NASD suspended Gary Ferraro, a former First Allied salesman located in Chicago and the broker for the three customers, for nine months and fined him over $136,700. NASD found that between November 2001 and July 2003, first at another firm and then at First Allied, Ferraro negotiated or authorized so- called “sticky asset” deals with two mutual fund advisors that enabled two hedge fund customers to execute more mutual fund trades than allowed in the funds’ prospectuses. Under these secret arrangements, Ferraro’s customers agreed to invest millions of dollars on a long-term basis in one mutual fund complex (the “sticky” money) in exchange for the opportunity to market time millions of dollars in other funds in the same fund family.
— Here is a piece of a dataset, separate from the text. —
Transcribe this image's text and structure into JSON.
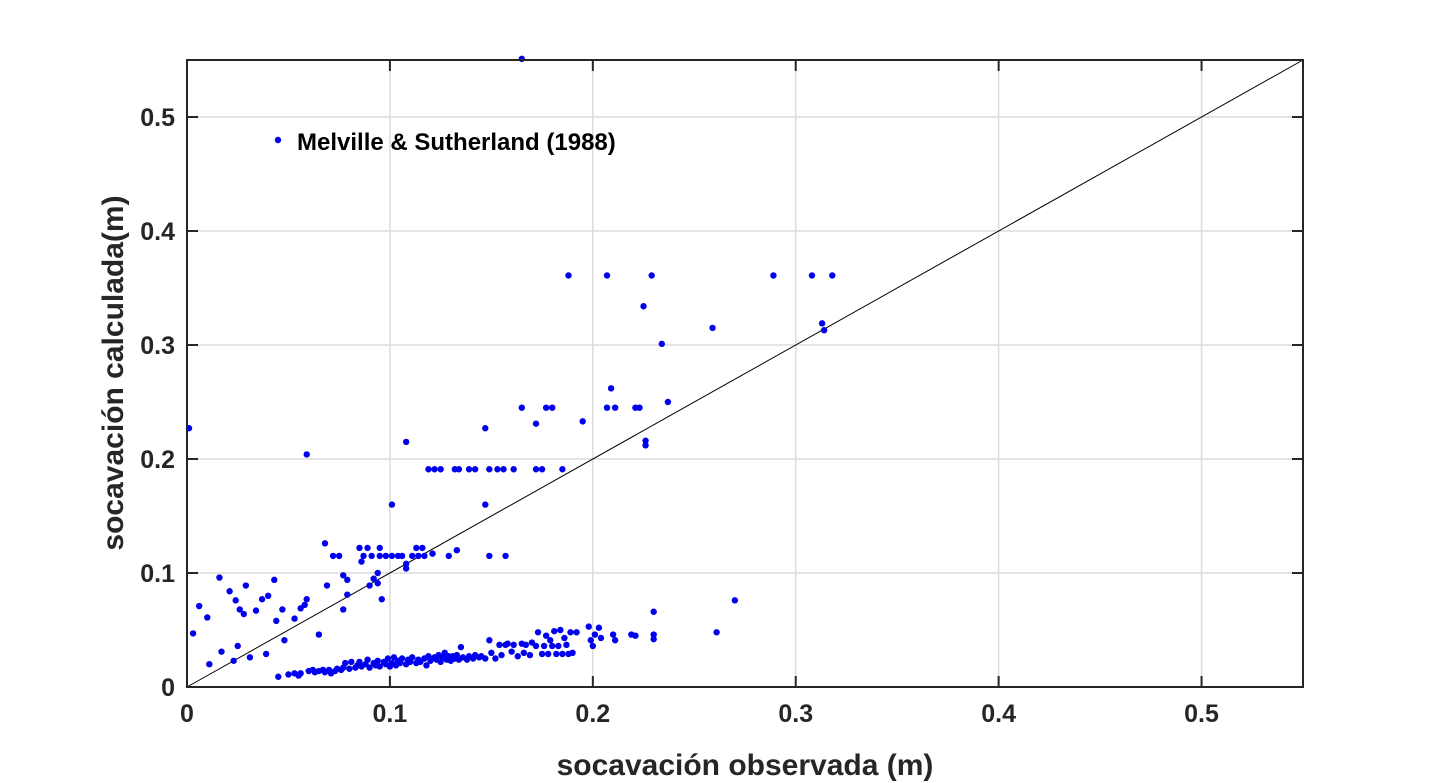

For example, NASD found that in one of Ferraro’s deals, a customer invested $1.9 million in long-term assets in one mutual fund in exchange for the opportunity to market time up to $1.9 million in another fund in the same complex. During a six-month period, the customer engaged in 20 exchanges, well in excess of the four exchanges out per year allowed by the prospectus, thereby generating illicit profits of more than $190,000.
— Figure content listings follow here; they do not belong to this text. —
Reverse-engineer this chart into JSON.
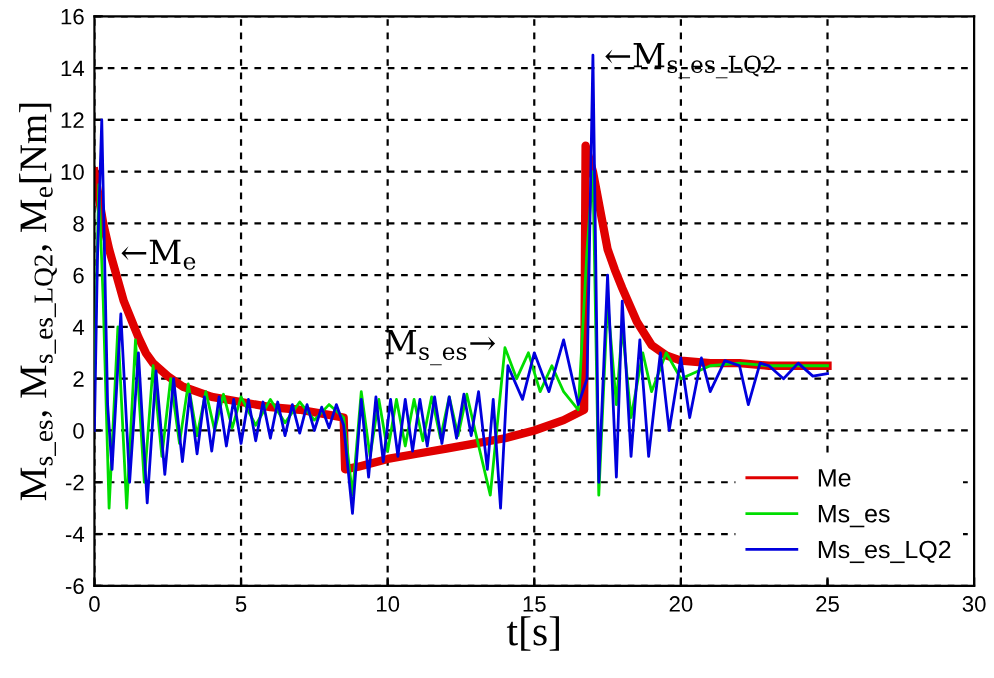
{
  "chart_data": {
    "type": "line",
    "xlabel": "t[s]",
    "ylabel": "M$_{s_es}$, M$_{s_es_LQ2}$, M$_{e}$[Nm]",
    "xlim": [
      0,
      30
    ],
    "xticks": [
      0,
      5,
      10,
      15,
      20,
      25,
      30
    ],
    "ylim": [
      -6,
      16
    ],
    "yticks": [
      -6,
      -4,
      -2,
      0,
      2,
      4,
      6,
      8,
      10,
      12,
      14,
      16
    ],
    "grid": true,
    "legend": "bottom right",
    "line_style": "solid",
    "marker": "none",
    "annotations": [
      {
        "text": "←M$_{e}$",
        "x": 0.5,
        "y": 7
      },
      {
        "text": "M$_{s_es}$→",
        "x": 14,
        "y": 3.2
      },
      {
        "text": "←M$_{s_es_LQ2}$",
        "x": 17,
        "y": 14.5
      }
    ],
    "series": [
      {
        "name": "Me",
        "color": "#e00000",
        "x": [
          0,
          0.15,
          0.3,
          0.5,
          0.75,
          1,
          1.25,
          1.5,
          1.75,
          2,
          2.5,
          3,
          3.5,
          4,
          5,
          6,
          7,
          8,
          8.5,
          8.55,
          9,
          10,
          11,
          12,
          13,
          14,
          15,
          16,
          16.7,
          16.75,
          17,
          17.25,
          17.5,
          17.75,
          18,
          18.5,
          19,
          19.5,
          20,
          21,
          22,
          23,
          24,
          25
        ],
        "values": [
          10,
          9,
          8,
          7,
          6,
          5,
          4.3,
          3.6,
          3,
          2.6,
          2.1,
          1.7,
          1.5,
          1.3,
          1.1,
          0.9,
          0.8,
          0.6,
          0.5,
          -1.5,
          -1.4,
          -1.1,
          -0.9,
          -0.7,
          -0.5,
          -0.3,
          0,
          0.4,
          0.8,
          11,
          10,
          8.5,
          7,
          6.2,
          5.5,
          4.2,
          3.3,
          2.9,
          2.7,
          2.6,
          2.6,
          2.5,
          2.5,
          2.5
        ]
      },
      {
        "name": "Ms_es",
        "color": "#00dd00",
        "x": [
          0,
          0.15,
          0.3,
          0.5,
          0.8,
          1.1,
          1.4,
          1.7,
          2,
          2.3,
          2.6,
          2.9,
          3.2,
          3.5,
          3.8,
          4.1,
          4.4,
          4.7,
          5,
          5.5,
          6,
          6.5,
          7,
          7.5,
          8,
          8.5,
          8.8,
          9.1,
          9.4,
          9.7,
          10,
          10.3,
          10.6,
          10.9,
          11.2,
          11.5,
          11.8,
          12.1,
          12.4,
          12.7,
          13,
          13.5,
          14,
          14.4,
          14.8,
          15.2,
          15.6,
          16,
          16.5,
          16.8,
          17,
          17.2,
          17.5,
          17.8,
          18,
          18.3,
          18.7,
          19,
          19.5,
          20,
          21,
          22,
          23,
          24,
          25
        ],
        "values": [
          2,
          9.5,
          5,
          -3,
          4,
          -3,
          3.5,
          -2,
          2.5,
          -1,
          2,
          -0.5,
          1.8,
          -0.2,
          1.5,
          0,
          1.4,
          0.1,
          1.3,
          0.2,
          1.2,
          0.3,
          1.1,
          0.4,
          1.0,
          0.5,
          -2.5,
          1.5,
          -1.0,
          1.2,
          -0.8,
          1.2,
          -0.6,
          1.2,
          -0.4,
          1.3,
          -0.3,
          1.3,
          -0.2,
          1.4,
          -0.1,
          -2.5,
          3.2,
          2,
          3,
          1.5,
          2.5,
          1.5,
          0.8,
          7,
          10,
          -2.5,
          5,
          1,
          4,
          0.5,
          3,
          1.5,
          3,
          2,
          2.5,
          2.6,
          2.5,
          2.5,
          2.5
        ]
      },
      {
        "name": "Ms_es_LQ2",
        "color": "#0000dd",
        "x": [
          0,
          0.1,
          0.25,
          0.45,
          0.6,
          0.9,
          1.2,
          1.5,
          1.8,
          2.1,
          2.4,
          2.7,
          3.0,
          3.25,
          3.5,
          3.75,
          4.0,
          4.25,
          4.5,
          4.75,
          5.0,
          5.25,
          5.5,
          5.75,
          6.0,
          6.25,
          6.5,
          6.75,
          7.0,
          7.25,
          7.5,
          7.75,
          8.0,
          8.25,
          8.5,
          8.8,
          9.1,
          9.35,
          9.6,
          9.85,
          10.1,
          10.35,
          10.6,
          10.85,
          11.1,
          11.35,
          11.6,
          11.85,
          12.1,
          12.35,
          12.6,
          12.85,
          13.1,
          13.4,
          13.6,
          13.85,
          14.1,
          14.6,
          15,
          15.5,
          16,
          16.5,
          16.8,
          17.0,
          17.2,
          17.5,
          17.8,
          18,
          18.3,
          18.6,
          18.9,
          19.3,
          19.6,
          20,
          20.3,
          20.7,
          21,
          21.5,
          22,
          22.3,
          22.7,
          23,
          23.5,
          24,
          24.5,
          25
        ],
        "values": [
          0,
          6.5,
          12,
          1,
          -1.5,
          4.5,
          -2,
          3,
          -2.8,
          2.3,
          -1.7,
          2,
          -1.2,
          1.4,
          -0.9,
          1.3,
          -0.8,
          1.3,
          -0.6,
          1.2,
          -0.5,
          1.2,
          -0.4,
          1.1,
          -0.3,
          1.1,
          -0.2,
          1.0,
          -0.1,
          1.0,
          0,
          0.9,
          0.1,
          1.0,
          0.2,
          -3.2,
          1.2,
          -1.8,
          1.3,
          -1.2,
          1.2,
          -1.0,
          1.2,
          -0.8,
          1.2,
          -0.6,
          1.3,
          -0.5,
          1.3,
          -0.3,
          1.4,
          -0.2,
          1.5,
          -1.5,
          1.2,
          -3.0,
          2.5,
          1.2,
          3,
          1.5,
          3.5,
          1,
          2,
          14.5,
          -2,
          6,
          -1.8,
          5,
          -1,
          3.5,
          -1,
          3,
          0,
          2.8,
          0.5,
          2.8,
          1.5,
          2.7,
          2.5,
          1,
          2.6,
          2.5,
          2.0,
          2.6,
          2.1,
          2.2
        ]
      }
    ]
  }
}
In addition, Ferraro and First Allied enabled another client to use related accounts to evade attempts by a mutual fund complex to restrict the customer’s trading. Specifically, Ferraro opened an account for a client who proceeded to execute market timing trades in one mutual fund family. After the fund restricted trading, Ferraro opened two related accounts for the same beneficial owner, one of which was funded indirectly by a transfer of $4 million from the restricted account. Ferraro, through employees who reported to him, executed market timing trades in the two accounts in violation of the fund prospectus limits, thereby allowing the customer to earn approximately $110,000 in illicit profits.

NASD’s investigation showed that before hiring Ferraro, First Allied was aware that his customers were engaged in market timing. In fact, the investment advisor to one mutual fund complex advised an officer of First Allied that it had a special market timing arrangement with Ferraro that it did not offer to investors generally. The advisor also told First Allied that “working on this side of the business is something that most fund groups do not like to discuss openly.” Despite this knowledge, First Allied failed to implement a supervisory system designed to monitor the activity of Ferraro and the people who worked for him.

In settling with NASD, First Allied and Ferraro neither admitted nor denied the allegations, but consented to the entry of NASD’s findings.